You can use a combination of seq.POSIXt
to create a data.frame
with no missing time steps (object grid.
), and then use merge
to combine with the observed df
in my example.
This should solve your problem
# Create a sample data.frame missing every second observation.
df <- data.frame(date=seq.POSIXt(from=as.POSIXct("1970-01-01 00:00:00"), to=as.POSIXct("1970-01-01 10:00:00"), by="2 hours"), rainfall=rnorm(6))
#Create a seq of times without anything missing
grid. <- data.frame(date=seq.POSIXt(as.POSIXct("1970-01-01 00:00:00"), to=as.POSIXct("1970-01-01 10:00:00"), by="1 hours"))
# Merge them together keeping all the values from grid.
dat. <- merge(grid., df, by="date", all.x=TRUE)
To remove duplicated values you can either look for them and remove them using the duplicated
function.
# The ! means the reverse logic. Therefore TRUE becomes FALSE.

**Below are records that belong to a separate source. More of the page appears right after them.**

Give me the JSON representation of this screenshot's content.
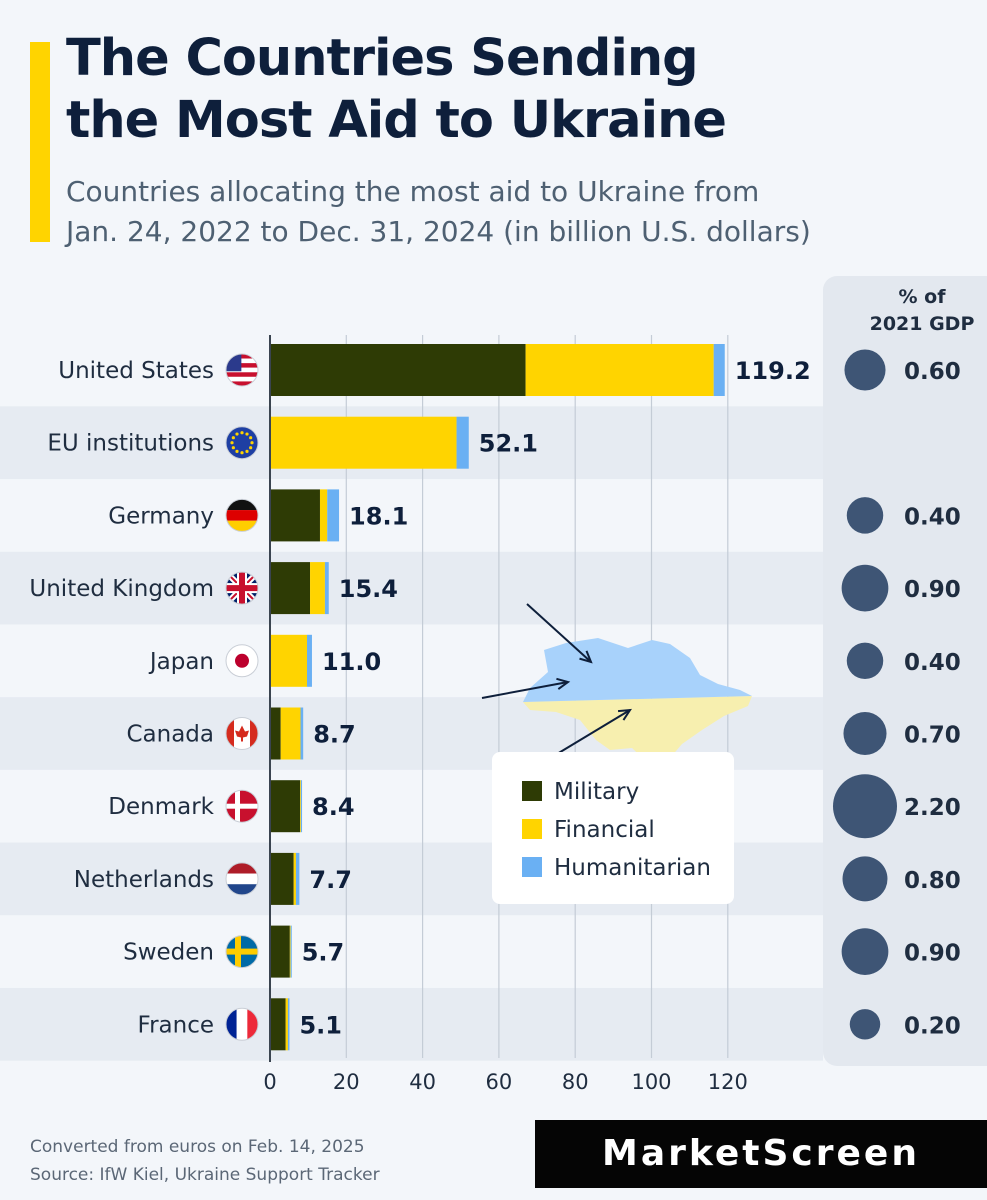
{
  "header": {
    "title_line1": "The Countries Sending",
    "title_line2": "the Most Aid to Ukraine",
    "subtitle_line1": "Countries allocating the most aid to Ukraine from",
    "subtitle_line2": "Jan. 24, 2022 to Dec. 31, 2024 (in billion U.S. dollars)"
  },
  "gdp_header": {
    "line1": "% of",
    "line2": "2021 GDP"
  },
  "footer": {
    "note": "Converted from euros on Feb. 14, 2025",
    "source": "Source: IfW Kiel, Ukraine Support Tracker"
  },
  "brand": {
    "name": "MarketScreen"
  },
  "colors": {
    "military": "#2e3b05",
    "financial": "#ffd400",
    "humanitarian": "#6ab0f3",
    "bubble": "#3e5575",
    "text_dark": "#0e1f3b",
    "row_band": "#e6ebf2"
  },
  "chart_data": {
    "type": "bar",
    "orientation": "horizontal",
    "stacked": true,
    "title": "The Countries Sending the Most Aid to Ukraine",
    "subtitle": "Countries allocating the most aid to Ukraine from Jan. 24, 2022 to Dec. 31, 2024 (in billion U.S. dollars)",
    "categories": [
      "United States",
      "EU institutions",
      "Germany",
      "United Kingdom",
      "Japan",
      "Canada",
      "Denmark",
      "Netherlands",
      "Sweden",
      "France"
    ],
    "flags": [
      "us",
      "eu",
      "de",
      "gb",
      "jp",
      "ca",
      "dk",
      "nl",
      "se",
      "fr"
    ],
    "series": [
      {
        "name": "Military",
        "values": [
          67.0,
          0,
          13.1,
          10.5,
          0,
          2.8,
          7.9,
          6.2,
          5.2,
          4.1
        ]
      },
      {
        "name": "Financial",
        "values": [
          49.3,
          48.9,
          1.9,
          3.9,
          9.7,
          5.2,
          0.2,
          0.6,
          0.2,
          0.6
        ]
      },
      {
        "name": "Humanitarian",
        "values": [
          2.9,
          3.2,
          3.1,
          1.0,
          1.3,
          0.7,
          0.3,
          0.9,
          0.3,
          0.4
        ]
      }
    ],
    "totals": [
      "119.2",
      "52.1",
      "18.1",
      "15.4",
      "11.0",
      "8.7",
      "8.4",
      "7.7",
      "5.7",
      "5.1"
    ],
    "gdp_share": [
      0.6,
      null,
      0.4,
      0.9,
      0.4,
      0.7,
      2.2,
      0.8,
      0.9,
      0.2
    ],
    "gdp_labels": [
      "0.60",
      "",
      "0.40",
      "0.90",
      "0.40",
      "0.70",
      "2.20",
      "0.80",
      "0.90",
      "0.20"
    ],
    "xlim": [
      0,
      120
    ],
    "xticks": [
      "0",
      "20",
      "40",
      "60",
      "80",
      "100",
      "120"
    ],
    "xtick_values": [
      0,
      20,
      40,
      60,
      80,
      100,
      120
    ],
    "grid": true,
    "legend": {
      "position": "center-right",
      "entries": [
        "Military",
        "Financial",
        "Humanitarian"
      ]
    }
  }
}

dup_index <- !duplicated(dat.[,1])
# Now re-create the dat. object with only non-duplicated rows.
dat. <- dat.[dup_index,]
The other way to do it is to use the aggregate
function. This could be useful if you have duplicates which are really two different observations and therefore you want the mean of the two, using;
dat. <- aggregate(dat.[,2], by=list(dat[,1]), FUN=mean)
HTH